Korean-Style Grilled Beef Bahn Mi


¼ soy sauce
1 tablespoon toasted sesame oil
1 tablespoon brown sugar
1 teaspoon grated fresh ginger
1 teaspoon red pepper flakes
1 garlic clove, minced
1 lb flank steak, slice against the grain, 1/8-inch thick

¼ cup water
¼ cup sugar
¾ cup distilled white vinegar
½ cup carrot, julienned
½ cup daikon radish, julienned
Kosher salt

4 (8-inch) hoagie rolls
Mayonnaise, as needed
½ cup fresh cilantro sprigs
1 English cucumber, julienned
Freshly ground black pepper
Chili oil, to taste (optional)


In a bowl, whisk to combine soy sauce, brown sugar, ginger, red pepper and garlic. Add flank steak and marinate, covered, in the refrigerator for 3 hours to overnight.

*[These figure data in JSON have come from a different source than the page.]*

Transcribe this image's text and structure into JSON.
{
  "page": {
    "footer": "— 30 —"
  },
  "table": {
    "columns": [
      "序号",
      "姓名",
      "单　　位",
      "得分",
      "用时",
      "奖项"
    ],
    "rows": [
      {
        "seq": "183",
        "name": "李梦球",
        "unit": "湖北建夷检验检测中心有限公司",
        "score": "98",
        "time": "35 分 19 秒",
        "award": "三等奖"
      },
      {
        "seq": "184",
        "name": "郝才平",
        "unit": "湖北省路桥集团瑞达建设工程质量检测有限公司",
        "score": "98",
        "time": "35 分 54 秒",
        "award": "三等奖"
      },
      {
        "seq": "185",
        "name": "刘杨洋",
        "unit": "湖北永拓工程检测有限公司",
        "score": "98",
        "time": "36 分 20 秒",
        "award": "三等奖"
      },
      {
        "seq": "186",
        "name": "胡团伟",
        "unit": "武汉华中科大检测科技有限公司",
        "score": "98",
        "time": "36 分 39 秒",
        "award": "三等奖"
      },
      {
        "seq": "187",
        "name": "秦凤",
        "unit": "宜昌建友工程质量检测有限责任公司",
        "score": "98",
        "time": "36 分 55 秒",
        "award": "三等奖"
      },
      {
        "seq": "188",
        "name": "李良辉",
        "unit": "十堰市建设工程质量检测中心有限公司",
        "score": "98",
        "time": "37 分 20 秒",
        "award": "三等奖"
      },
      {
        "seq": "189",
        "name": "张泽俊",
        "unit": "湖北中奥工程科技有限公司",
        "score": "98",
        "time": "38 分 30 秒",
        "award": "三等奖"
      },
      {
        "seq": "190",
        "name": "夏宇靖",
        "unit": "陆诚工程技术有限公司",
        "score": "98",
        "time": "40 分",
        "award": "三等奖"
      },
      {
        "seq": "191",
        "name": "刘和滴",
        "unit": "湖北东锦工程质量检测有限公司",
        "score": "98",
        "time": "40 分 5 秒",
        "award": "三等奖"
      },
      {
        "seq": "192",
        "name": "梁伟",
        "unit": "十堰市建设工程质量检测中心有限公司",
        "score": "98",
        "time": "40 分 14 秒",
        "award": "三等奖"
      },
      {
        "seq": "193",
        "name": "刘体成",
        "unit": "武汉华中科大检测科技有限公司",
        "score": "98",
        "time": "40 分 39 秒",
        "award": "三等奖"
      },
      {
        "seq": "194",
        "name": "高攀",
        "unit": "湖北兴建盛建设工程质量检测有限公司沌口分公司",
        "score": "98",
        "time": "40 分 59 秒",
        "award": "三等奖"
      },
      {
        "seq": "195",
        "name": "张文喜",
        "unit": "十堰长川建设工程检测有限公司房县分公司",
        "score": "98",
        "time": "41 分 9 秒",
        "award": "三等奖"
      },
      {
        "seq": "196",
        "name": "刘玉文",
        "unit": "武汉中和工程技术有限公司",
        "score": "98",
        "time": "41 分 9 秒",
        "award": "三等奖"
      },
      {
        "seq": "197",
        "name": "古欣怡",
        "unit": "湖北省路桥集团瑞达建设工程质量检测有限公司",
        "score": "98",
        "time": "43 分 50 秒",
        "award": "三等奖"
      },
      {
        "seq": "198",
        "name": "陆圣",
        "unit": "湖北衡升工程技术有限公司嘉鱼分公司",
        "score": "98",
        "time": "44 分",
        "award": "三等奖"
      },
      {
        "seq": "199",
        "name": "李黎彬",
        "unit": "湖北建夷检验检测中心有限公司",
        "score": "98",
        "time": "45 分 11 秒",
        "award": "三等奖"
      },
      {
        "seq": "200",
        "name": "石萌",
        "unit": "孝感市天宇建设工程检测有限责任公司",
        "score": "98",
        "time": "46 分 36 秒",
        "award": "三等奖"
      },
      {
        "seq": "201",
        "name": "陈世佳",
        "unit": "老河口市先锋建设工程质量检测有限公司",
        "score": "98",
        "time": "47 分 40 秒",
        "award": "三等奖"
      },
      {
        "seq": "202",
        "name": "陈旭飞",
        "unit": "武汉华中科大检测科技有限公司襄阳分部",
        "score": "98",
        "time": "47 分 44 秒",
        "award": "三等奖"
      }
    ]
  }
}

Preheat a gas or charcoal grill to medium-high heat. Grill steak slices for 2 minutes per side or until seared and cooked through.

In a small saucepan, combine water, sugar and vinegar. Bring to a boil. Transfer the vinegar mixture to a bowl and add carrots and daikon, mix well and season with salt. Set aside to marinate for at least 30 minutes or store in the refrigerator overnight. Drain well before using.

Preheat oven to 400˚F. Slice rolls open lengthwise and spread one side with mayonnaise. Arrange rolls on a baking sheet and bake until hot and crusty, 3-4 minutes.

Immediately fill each roll with grilled beef slices. Arrange a bit of the slaw, cilantro, cucumber, ground pepper and chili oil. Cut sandwiches in half and serve.